On Sunday, 5 October 2014 at 23:01:48 UTC, Walter Bright wrote:
On 10/5/2014 2:51 PM, Dicebot wrote:
On Sunday, 5 October 2014 at 20:41:44 UTC, Walter Bright wrote:
On 10/5/2014 8:35 AM, Dicebot wrote:
I am fine with non-default being hard but I
want it to be still possible within legal language restricions.

D being a systems language, you can without much difficulty do whatever works
for you.

Yes but it shouldn't be in undefined behaviour domain. In other words there needs to be a confidence that some new compiler optimization will not break the
application completely.

Relying on program state after entering an unknown state is undefined by definition. I don't see how a language can make a statement like "it's probably ok".

It is only in undefined state because language handles Errors that way. At the point of throwing the Error state was perfectly defined and 100% recoverable. This is the typical case for assertion failure in contract - it detects some program flaw like inability to handle specific data combination from other process but it does not mean memory is corrupted or program is inherently broken. Just killing the fiber and continuing with other requests (which don't trigger that unexpected code path) is absolutely fine unless compiler kicks in and optimizes something away in surprising fashion.

If destructors are ignored those must be always ignored and defined in spec. Same for scope(exit) or any similar affected feature. Currently it may or may not attempt cleanup and that is the problem when trying to circumvent the semantics.

I think this is the only important concern I have as long as power user stuff remains possible without re-implementing whole exception system from scratch.
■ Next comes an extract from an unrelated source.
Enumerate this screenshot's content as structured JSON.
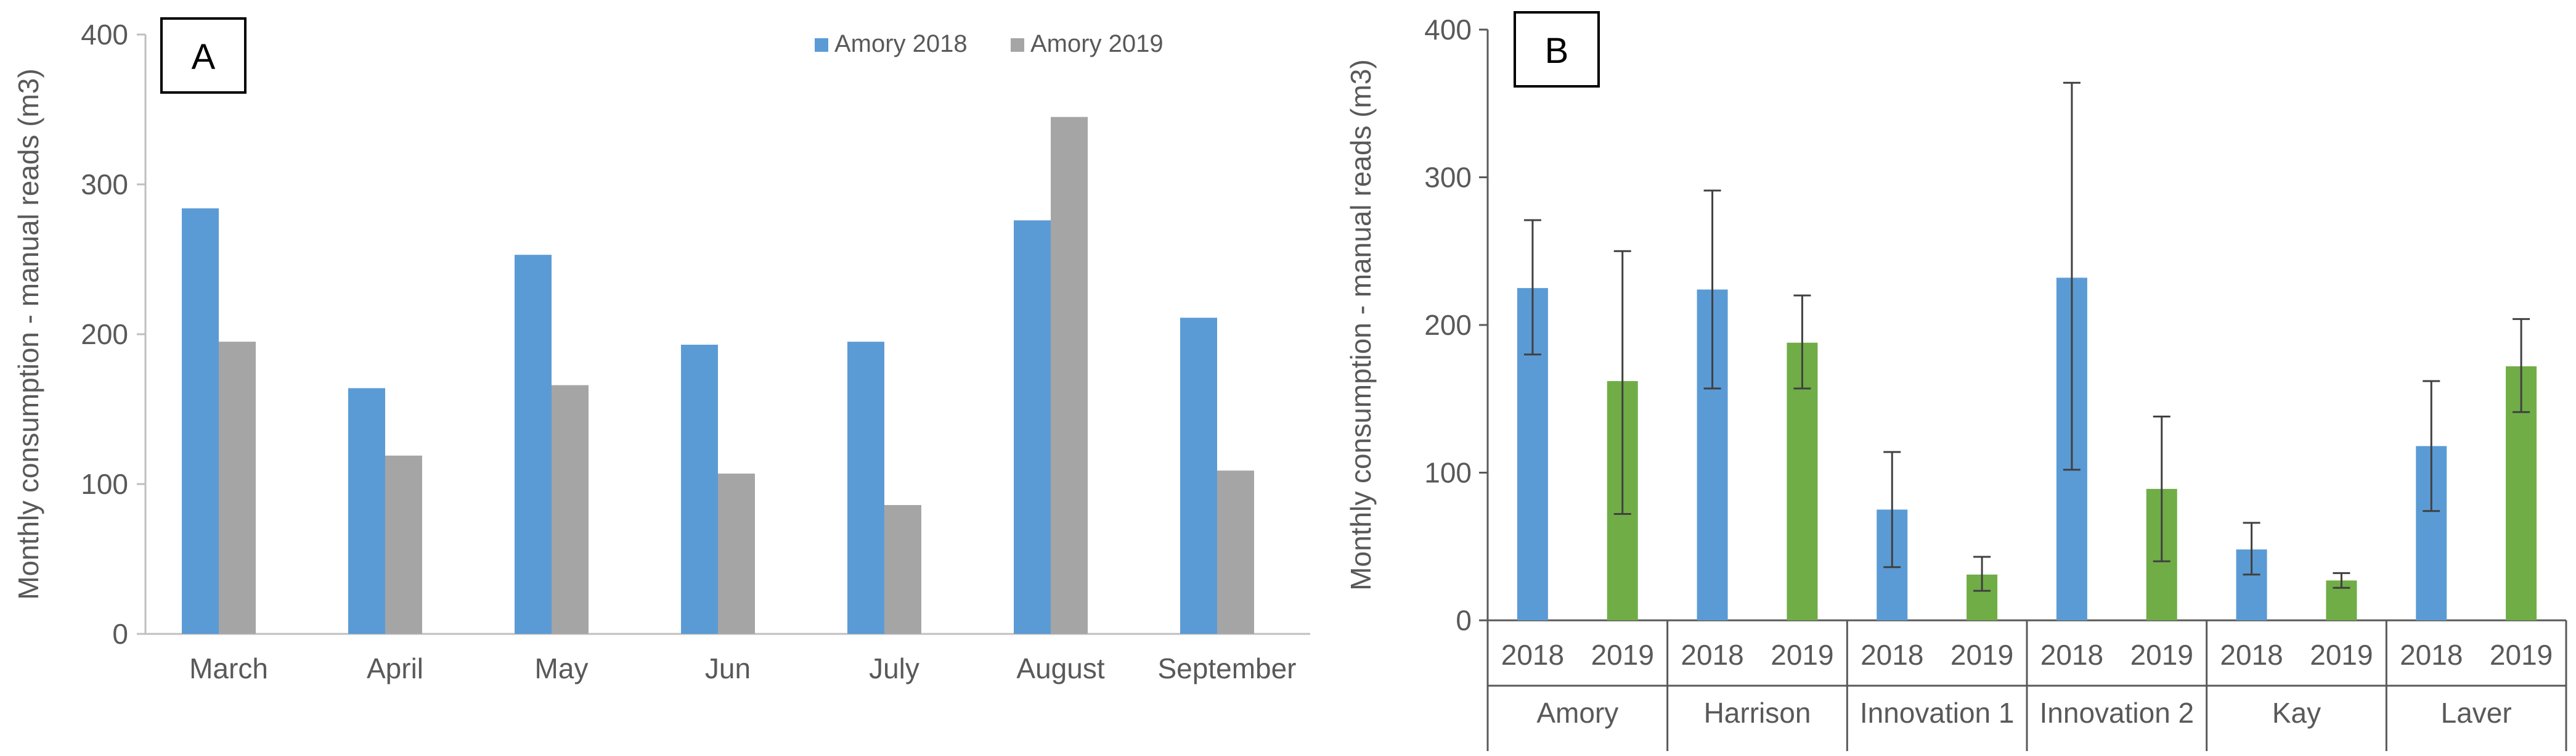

You can catch an Error. But what is done from there is up to you - and to do more than just log the error, engage the backup, and exit, I cannot recommend.

Killing whole process is unacceptable in many cases, it will effectively shut down the whole service if faulty request happens at least one in a few seconds.

To do more, use an Exception. But to throw an Exception when a logic bug has been detected, then try and continue based on it "probably" being ok, is something I cannot recommend and D certainly cannot guarantee anything. If the program does anything that matters, that is.

Assertions / contracts use Error. Do you think it is a better approach to prohibit using `assert` and throw custom exceptions from contracts?